🤖 AI Summary
Tactile image generation faces two key challenges: (1) poor generalization to unseen materials and inadequate modeling of subtle contact features; and (2) inflated performance estimates due to data leakage between training and test sets in existing evaluation protocols. To address these, we propose a strict, zero-data-leakage evaluation protocol and introduce the first reference-free tactile generation evaluation framework—TMMD metrics—comprising four distributional distance measures: TMMD, I-TMMD, CI-TMMD, and D-TMMD. Furthermore, we design a cross-modal generation paradigm that uses material text descriptions as an intermediate modality, enabling text-guided, vision–touch disentangled modeling.
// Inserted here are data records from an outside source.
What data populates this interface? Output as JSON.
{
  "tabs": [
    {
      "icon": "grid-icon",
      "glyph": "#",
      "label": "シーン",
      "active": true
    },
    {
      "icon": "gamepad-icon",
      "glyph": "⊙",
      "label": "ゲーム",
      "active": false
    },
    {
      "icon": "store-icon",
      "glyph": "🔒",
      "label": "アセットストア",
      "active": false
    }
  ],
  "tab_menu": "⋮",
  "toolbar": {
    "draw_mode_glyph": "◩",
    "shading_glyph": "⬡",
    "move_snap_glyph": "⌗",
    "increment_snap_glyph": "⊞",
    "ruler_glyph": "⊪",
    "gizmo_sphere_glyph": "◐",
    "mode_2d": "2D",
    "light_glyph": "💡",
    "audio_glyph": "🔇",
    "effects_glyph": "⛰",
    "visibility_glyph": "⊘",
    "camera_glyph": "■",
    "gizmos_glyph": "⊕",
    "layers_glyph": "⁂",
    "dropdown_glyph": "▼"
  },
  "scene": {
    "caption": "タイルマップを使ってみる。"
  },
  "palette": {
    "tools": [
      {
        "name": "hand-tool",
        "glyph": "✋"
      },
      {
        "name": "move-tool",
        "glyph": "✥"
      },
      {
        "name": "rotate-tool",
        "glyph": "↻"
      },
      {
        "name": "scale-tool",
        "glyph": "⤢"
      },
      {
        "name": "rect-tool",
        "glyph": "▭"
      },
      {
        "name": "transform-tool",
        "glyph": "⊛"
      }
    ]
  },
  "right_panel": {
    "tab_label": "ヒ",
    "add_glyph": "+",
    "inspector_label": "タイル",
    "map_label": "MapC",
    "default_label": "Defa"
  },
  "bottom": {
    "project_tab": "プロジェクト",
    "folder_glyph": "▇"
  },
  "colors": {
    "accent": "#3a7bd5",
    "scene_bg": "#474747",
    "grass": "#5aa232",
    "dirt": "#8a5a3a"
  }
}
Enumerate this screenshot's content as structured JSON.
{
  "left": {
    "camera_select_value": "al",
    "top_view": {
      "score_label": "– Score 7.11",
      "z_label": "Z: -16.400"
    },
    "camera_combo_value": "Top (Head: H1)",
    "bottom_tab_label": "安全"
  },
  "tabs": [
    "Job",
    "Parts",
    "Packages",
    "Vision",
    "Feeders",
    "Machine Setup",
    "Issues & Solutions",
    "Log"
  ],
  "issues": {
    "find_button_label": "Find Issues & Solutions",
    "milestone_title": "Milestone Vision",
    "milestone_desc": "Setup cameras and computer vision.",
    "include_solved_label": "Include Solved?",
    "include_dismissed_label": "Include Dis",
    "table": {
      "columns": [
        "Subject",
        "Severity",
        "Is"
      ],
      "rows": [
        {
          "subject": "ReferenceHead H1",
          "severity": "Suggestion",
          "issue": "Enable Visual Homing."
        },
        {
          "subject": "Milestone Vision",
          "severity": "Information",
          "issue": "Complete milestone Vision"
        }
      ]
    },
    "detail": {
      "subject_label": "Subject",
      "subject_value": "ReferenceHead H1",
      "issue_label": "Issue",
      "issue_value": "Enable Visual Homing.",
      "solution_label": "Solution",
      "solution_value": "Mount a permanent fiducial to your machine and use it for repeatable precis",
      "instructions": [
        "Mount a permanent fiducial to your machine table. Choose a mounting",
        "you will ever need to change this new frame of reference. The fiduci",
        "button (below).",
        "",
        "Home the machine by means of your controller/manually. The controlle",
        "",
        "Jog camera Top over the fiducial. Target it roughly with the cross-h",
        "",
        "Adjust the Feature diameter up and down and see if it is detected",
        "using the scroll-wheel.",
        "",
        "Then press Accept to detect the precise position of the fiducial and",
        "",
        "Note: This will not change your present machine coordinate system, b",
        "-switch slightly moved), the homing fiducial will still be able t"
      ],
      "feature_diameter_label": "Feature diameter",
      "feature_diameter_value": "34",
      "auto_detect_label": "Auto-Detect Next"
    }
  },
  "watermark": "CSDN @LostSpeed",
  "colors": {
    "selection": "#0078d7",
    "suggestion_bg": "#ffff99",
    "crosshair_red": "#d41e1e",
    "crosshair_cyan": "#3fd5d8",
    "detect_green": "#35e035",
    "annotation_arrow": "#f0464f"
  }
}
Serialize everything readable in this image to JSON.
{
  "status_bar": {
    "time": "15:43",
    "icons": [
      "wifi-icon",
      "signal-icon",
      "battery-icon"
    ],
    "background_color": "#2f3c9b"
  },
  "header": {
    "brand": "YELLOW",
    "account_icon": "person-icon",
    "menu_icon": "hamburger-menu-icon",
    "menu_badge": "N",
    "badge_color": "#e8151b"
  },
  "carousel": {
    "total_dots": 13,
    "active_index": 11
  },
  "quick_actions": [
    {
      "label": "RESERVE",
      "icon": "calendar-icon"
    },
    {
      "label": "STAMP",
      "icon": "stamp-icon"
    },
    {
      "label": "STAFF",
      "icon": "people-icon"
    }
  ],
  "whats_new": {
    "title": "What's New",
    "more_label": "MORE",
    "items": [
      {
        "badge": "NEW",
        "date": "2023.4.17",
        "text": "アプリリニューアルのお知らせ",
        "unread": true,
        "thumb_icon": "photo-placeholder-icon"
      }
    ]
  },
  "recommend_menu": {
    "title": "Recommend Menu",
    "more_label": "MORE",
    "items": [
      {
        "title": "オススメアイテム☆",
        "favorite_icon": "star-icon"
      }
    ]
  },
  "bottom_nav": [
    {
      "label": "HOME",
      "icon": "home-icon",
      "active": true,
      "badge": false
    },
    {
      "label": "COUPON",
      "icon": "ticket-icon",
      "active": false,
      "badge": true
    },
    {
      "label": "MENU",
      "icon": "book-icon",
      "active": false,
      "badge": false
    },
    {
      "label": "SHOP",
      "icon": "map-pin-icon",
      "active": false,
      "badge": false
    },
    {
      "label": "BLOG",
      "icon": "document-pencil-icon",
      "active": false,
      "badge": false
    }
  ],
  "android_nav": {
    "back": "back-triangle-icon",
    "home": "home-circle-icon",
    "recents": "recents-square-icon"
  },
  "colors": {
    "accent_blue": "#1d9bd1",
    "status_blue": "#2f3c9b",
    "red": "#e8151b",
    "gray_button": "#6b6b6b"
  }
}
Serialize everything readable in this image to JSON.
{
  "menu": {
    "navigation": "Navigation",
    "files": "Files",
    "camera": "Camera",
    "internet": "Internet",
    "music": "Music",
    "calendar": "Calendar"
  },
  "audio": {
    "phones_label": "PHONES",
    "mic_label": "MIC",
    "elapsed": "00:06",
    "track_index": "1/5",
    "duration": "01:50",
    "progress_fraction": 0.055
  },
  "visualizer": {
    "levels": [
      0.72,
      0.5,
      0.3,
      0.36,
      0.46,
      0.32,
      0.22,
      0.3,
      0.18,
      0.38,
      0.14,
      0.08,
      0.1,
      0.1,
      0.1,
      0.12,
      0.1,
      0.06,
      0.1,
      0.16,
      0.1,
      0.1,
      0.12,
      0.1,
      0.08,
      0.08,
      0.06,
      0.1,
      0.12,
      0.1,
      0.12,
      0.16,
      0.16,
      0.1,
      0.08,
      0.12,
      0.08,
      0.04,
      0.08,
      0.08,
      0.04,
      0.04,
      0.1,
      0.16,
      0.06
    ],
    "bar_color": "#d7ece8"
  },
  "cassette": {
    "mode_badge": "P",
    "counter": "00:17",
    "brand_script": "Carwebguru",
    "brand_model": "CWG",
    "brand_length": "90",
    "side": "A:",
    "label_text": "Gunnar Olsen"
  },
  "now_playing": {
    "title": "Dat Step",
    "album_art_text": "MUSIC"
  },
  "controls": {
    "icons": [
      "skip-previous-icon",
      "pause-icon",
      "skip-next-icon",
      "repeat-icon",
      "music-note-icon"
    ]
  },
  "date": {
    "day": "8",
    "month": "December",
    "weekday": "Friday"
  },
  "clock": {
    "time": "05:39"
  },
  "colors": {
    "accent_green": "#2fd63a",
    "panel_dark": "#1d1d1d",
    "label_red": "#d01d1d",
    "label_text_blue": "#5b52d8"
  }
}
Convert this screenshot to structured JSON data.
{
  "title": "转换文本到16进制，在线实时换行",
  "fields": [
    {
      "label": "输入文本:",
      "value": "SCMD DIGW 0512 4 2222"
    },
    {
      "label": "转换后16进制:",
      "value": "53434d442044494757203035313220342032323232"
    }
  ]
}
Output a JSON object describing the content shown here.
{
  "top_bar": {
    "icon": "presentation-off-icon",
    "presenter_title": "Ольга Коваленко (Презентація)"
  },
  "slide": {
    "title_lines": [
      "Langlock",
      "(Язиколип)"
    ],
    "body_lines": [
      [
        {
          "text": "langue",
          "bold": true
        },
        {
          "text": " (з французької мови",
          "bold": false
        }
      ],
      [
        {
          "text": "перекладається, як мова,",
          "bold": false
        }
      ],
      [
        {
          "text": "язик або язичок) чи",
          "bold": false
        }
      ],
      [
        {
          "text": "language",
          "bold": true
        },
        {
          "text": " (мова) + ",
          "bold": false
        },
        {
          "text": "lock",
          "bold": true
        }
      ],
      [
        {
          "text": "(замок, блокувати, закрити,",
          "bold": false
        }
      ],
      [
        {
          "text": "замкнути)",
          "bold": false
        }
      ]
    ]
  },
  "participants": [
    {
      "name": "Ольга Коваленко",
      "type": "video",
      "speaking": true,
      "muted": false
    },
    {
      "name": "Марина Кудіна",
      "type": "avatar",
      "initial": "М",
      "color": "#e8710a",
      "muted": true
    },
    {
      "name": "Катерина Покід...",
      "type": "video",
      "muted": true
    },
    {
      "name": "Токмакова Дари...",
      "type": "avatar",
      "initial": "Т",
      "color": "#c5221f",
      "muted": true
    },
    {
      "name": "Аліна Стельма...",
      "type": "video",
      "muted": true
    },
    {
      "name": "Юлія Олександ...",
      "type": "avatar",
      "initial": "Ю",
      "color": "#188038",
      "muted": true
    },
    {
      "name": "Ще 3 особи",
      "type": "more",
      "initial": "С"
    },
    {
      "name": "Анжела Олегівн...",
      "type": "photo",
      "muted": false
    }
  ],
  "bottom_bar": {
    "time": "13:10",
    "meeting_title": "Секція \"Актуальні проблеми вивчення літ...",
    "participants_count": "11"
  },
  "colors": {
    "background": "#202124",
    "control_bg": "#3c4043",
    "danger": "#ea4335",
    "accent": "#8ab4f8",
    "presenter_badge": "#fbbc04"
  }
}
Evaluated on the Touch and Go and HCT datasets under leakage-isolated settings, our method achieves significant improvements in generalization performance and, for the first time, systematically validates models’ capacity to capture authentic tactile characteristics.
📝 Abstract
Tactile sensing, which relies on direct physical contact, is critical for human perception and underpins applications in computer vision, robotics, and multimodal learning. Because tactile data is often scarce and costly to acquire, generating synthetic tactile images provides a scalable solution to augment real-world measurements. However, ensuring robust generalization in synthesizing tactile images-capturing subtle, material-specific contact features-remains challenging. We demonstrate that overlapping training and test samples in commonly used datasets inflate performance metrics, obscuring the true generalizability of tactile models. To address this, we propose a leakage-free evaluation protocol coupled with novel, reference-free metrics-TMMD, I-TMMD, CI-TMMD, and D-TMMD-tailored for tactile generation. Moreover, we propose a vision-to-touch generation method that leverages text as an intermediate modality by incorporating concise, material-specific descriptions during training to better capture essential tactile features. Experiments on two popular visuo-tactile datasets, Touch and Go and HCT, show that our approach achieves superior performance and enhanced generalization in a leakage-free setting.